Younger women who think the 1970s women’s movement was all woman symbols and Birkenstocks. Older women who can’t understand why, for many younger women, short skirts and high heels make them feel kick ass. Sartorial preferences aside, and in all honesty, all those—young or old, male or female—who care about the future of feminism, and also its past. In the back of Sisterhood, Interrupted, there’s a discussion guide, which I included with the hope that those of different generations might read and discuss the book together. I want veterans and young upstarts to understand how they are more alike than they are different. And how the passion and ideas of feminism remain even though the language may have changed.
What is most at stake for women today, and what can we do about it?

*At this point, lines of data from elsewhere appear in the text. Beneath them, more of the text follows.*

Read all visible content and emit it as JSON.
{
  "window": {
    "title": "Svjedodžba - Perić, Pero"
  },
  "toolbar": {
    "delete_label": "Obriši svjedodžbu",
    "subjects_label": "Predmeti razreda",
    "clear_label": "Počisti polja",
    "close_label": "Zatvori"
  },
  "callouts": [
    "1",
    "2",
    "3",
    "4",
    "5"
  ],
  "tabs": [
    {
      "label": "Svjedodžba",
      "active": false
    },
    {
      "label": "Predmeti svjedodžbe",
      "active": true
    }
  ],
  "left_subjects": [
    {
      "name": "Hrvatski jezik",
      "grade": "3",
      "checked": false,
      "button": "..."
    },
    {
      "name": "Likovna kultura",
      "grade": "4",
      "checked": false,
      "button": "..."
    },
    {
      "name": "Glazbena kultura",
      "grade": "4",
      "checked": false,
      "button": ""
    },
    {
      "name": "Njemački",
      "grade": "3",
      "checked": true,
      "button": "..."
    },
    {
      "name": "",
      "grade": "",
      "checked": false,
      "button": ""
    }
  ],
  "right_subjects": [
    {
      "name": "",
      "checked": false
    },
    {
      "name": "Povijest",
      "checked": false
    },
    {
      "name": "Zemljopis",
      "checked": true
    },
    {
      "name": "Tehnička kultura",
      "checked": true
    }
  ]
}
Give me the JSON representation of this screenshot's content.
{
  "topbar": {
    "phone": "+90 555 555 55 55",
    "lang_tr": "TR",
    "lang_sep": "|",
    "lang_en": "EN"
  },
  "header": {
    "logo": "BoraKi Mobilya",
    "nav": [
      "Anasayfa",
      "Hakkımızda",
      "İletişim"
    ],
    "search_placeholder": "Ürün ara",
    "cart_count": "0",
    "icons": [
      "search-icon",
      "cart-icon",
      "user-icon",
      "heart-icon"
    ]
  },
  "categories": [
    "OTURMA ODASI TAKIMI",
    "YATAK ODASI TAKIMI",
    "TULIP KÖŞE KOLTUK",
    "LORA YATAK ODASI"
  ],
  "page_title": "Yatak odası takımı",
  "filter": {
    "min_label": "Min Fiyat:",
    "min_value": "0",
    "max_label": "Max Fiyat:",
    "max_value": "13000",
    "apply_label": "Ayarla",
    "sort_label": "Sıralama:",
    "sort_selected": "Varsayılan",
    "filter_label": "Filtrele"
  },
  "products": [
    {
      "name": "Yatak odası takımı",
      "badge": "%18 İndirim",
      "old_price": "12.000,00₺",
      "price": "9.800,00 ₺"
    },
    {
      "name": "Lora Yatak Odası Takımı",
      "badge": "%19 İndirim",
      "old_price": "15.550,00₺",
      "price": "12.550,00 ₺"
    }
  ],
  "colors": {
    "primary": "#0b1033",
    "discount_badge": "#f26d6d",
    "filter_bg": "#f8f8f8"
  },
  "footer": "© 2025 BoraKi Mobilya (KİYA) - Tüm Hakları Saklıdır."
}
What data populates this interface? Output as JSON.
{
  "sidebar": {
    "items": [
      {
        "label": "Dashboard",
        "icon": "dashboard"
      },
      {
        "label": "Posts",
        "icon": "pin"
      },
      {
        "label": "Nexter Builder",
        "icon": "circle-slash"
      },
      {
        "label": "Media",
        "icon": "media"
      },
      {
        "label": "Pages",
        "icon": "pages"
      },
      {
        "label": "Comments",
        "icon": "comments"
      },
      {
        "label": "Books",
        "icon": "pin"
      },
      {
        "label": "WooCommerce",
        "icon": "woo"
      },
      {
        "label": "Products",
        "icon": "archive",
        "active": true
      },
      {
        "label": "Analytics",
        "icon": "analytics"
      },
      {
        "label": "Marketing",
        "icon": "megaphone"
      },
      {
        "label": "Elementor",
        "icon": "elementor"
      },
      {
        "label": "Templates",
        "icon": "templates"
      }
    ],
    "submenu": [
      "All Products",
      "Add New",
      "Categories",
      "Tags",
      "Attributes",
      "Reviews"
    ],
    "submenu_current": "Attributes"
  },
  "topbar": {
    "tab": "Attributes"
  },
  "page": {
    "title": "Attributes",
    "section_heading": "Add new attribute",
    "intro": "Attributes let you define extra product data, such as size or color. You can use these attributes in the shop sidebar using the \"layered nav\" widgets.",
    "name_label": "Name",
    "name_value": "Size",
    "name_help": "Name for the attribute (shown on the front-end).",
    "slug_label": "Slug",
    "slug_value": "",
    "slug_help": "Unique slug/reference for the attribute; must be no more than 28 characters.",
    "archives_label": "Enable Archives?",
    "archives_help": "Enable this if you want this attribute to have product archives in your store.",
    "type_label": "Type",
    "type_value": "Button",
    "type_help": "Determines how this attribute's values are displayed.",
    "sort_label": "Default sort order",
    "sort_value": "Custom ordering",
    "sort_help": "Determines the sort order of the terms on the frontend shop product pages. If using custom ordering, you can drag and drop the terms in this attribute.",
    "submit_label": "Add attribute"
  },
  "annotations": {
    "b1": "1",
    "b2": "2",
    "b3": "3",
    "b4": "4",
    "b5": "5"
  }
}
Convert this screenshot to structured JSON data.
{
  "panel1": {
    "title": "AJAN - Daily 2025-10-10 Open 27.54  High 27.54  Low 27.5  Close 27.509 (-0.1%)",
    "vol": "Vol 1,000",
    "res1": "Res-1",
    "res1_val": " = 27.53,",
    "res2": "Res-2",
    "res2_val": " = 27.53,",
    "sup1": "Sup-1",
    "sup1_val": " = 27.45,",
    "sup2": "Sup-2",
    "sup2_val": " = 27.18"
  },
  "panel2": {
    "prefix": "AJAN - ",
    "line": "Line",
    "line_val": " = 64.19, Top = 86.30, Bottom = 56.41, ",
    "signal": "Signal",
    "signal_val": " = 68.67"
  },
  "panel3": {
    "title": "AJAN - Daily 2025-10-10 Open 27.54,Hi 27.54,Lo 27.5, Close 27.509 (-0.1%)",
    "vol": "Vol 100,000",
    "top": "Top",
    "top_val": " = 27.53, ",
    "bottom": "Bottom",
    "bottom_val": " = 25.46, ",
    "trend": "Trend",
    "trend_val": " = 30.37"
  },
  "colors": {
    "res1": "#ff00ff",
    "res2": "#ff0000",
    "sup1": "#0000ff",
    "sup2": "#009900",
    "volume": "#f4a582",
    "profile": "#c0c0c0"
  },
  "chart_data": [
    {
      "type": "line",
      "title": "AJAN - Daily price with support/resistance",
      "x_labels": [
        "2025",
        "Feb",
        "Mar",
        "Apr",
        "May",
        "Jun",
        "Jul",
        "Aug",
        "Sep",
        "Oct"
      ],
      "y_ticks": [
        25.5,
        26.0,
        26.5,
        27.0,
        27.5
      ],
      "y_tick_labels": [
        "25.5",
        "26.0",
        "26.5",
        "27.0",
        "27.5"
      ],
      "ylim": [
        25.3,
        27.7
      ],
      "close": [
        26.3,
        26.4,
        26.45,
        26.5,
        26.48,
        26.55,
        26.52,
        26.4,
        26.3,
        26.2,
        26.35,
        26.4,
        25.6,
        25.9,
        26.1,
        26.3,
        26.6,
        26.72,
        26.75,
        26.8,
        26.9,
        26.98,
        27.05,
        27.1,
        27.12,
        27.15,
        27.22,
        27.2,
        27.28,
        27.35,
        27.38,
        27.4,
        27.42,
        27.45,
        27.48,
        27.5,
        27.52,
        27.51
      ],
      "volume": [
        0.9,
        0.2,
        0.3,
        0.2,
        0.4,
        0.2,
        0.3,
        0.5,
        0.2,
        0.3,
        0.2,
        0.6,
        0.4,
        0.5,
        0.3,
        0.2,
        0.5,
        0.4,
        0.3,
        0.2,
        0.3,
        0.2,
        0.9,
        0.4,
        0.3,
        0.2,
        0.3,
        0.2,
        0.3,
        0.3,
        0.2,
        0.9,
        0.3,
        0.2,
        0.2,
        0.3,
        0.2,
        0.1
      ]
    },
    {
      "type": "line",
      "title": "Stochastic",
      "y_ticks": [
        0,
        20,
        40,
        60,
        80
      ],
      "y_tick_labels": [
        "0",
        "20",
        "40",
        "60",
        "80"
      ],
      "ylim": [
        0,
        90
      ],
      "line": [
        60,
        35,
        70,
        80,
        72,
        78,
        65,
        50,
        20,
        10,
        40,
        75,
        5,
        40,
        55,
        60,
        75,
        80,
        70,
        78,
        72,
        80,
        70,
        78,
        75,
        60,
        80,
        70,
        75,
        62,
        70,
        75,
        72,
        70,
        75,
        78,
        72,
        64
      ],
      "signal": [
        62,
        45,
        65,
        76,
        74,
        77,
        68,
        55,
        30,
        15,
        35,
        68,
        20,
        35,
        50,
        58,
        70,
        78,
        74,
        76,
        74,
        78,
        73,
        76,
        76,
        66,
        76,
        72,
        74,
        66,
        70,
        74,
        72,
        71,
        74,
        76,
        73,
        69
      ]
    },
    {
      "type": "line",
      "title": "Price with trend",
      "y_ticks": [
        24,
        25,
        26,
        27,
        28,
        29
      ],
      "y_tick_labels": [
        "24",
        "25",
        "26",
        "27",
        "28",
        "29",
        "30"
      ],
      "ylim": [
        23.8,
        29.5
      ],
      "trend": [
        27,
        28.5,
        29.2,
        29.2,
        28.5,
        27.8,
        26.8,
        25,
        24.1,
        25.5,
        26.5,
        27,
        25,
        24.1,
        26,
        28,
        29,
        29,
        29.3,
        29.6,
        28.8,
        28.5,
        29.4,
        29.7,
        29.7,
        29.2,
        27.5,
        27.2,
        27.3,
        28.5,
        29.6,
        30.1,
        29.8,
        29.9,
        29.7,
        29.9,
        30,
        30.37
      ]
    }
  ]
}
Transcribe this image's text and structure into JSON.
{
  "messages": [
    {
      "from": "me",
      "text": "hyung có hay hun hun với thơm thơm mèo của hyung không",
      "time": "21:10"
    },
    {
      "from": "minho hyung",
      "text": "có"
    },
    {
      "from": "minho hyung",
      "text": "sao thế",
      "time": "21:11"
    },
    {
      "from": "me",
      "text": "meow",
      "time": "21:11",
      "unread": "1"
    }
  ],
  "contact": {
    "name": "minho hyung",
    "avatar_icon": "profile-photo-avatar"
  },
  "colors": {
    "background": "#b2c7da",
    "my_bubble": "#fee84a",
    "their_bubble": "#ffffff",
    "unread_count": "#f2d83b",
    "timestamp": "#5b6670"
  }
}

In the book, I write about how confusing it can sometimes be to be a daughter of feminism in a culture half-transformed. My generation (Gen X) and those younger than me are caught between the hope for a world that no longer degrades women and the reality of a culture that is still degrading. So I think it’s important to really know the facts about where women today stand (take the quiz on my blog) and know how to get involved in current organizations and campaigns. In the back of my book, there’s an online resource guide that offers a gateway.
You co-founded the online magazine The Scholar and the Feminist and also maintain the blog, Girl with Pen. What role does online writing play in the larger movement?
For so many younger women, blogs are the new CR (consciousness raising). It’s where the most lively debates about women’s lives are currently taking place. Recent elections have proved that the Internet is providing a forum for a new kind of citizen activism—and if women’s organizations and other progressive causes don’t take note, they face the danger of becoming irrelevant to younger generations. There’s a real opportunity for younger women to mentor older women about the new technologies here.
Also, online writing has this potential to bridge realms that usually stay separate. On Girl with Pen, the tagline is “connecting readers, writers, and researchers across generations on all things women and girl.” I encourage people who do research on women, men, and contemporary families to guest post and use the space as a venue for garnering media visibility for their work. I’m invested in bridging research and media, and online writing has become key to that charge.
Anything else you’d like to add?
In the fall, I’ll be touring campuses and elsewhere as part of an intergenerational panel, with Courtney Martin (author of Perfect
Girls, Starving Daughters), Kristal Brent Zook (author of Black Women’s Lives: Stories of Pain and Power), and Gloria Feldt (author of The War on Choice and former president of Planned Parenthood). It’s time that women of all ages talked and listened to one another instead of rehashing the same cliquish complaints in isolation. We want to reopen the dialogue about women’s lives, power, entitlement, and the future of feminism, but this time, with a cross-generational understanding.
I’ve also started offering women scholars and researchers—which is the world I come from— workshops on blogging, and online courses on writing book proposals for trade. I want to help those producing real knowledge about trends in modern women’s lives reach broader audiences, and understand the role that new technologies are playing in shaping the public debate.
A final note about Sisterhood, Interrupted, why I wrote it: You know, sisterhood may be interrupted, but feminism is alive and well. It doesn’t look like it once did, but that doesn’t mean it doesn’t exist. We need guides and bridges across the generations, and my greatest hope is that readers find that in my book.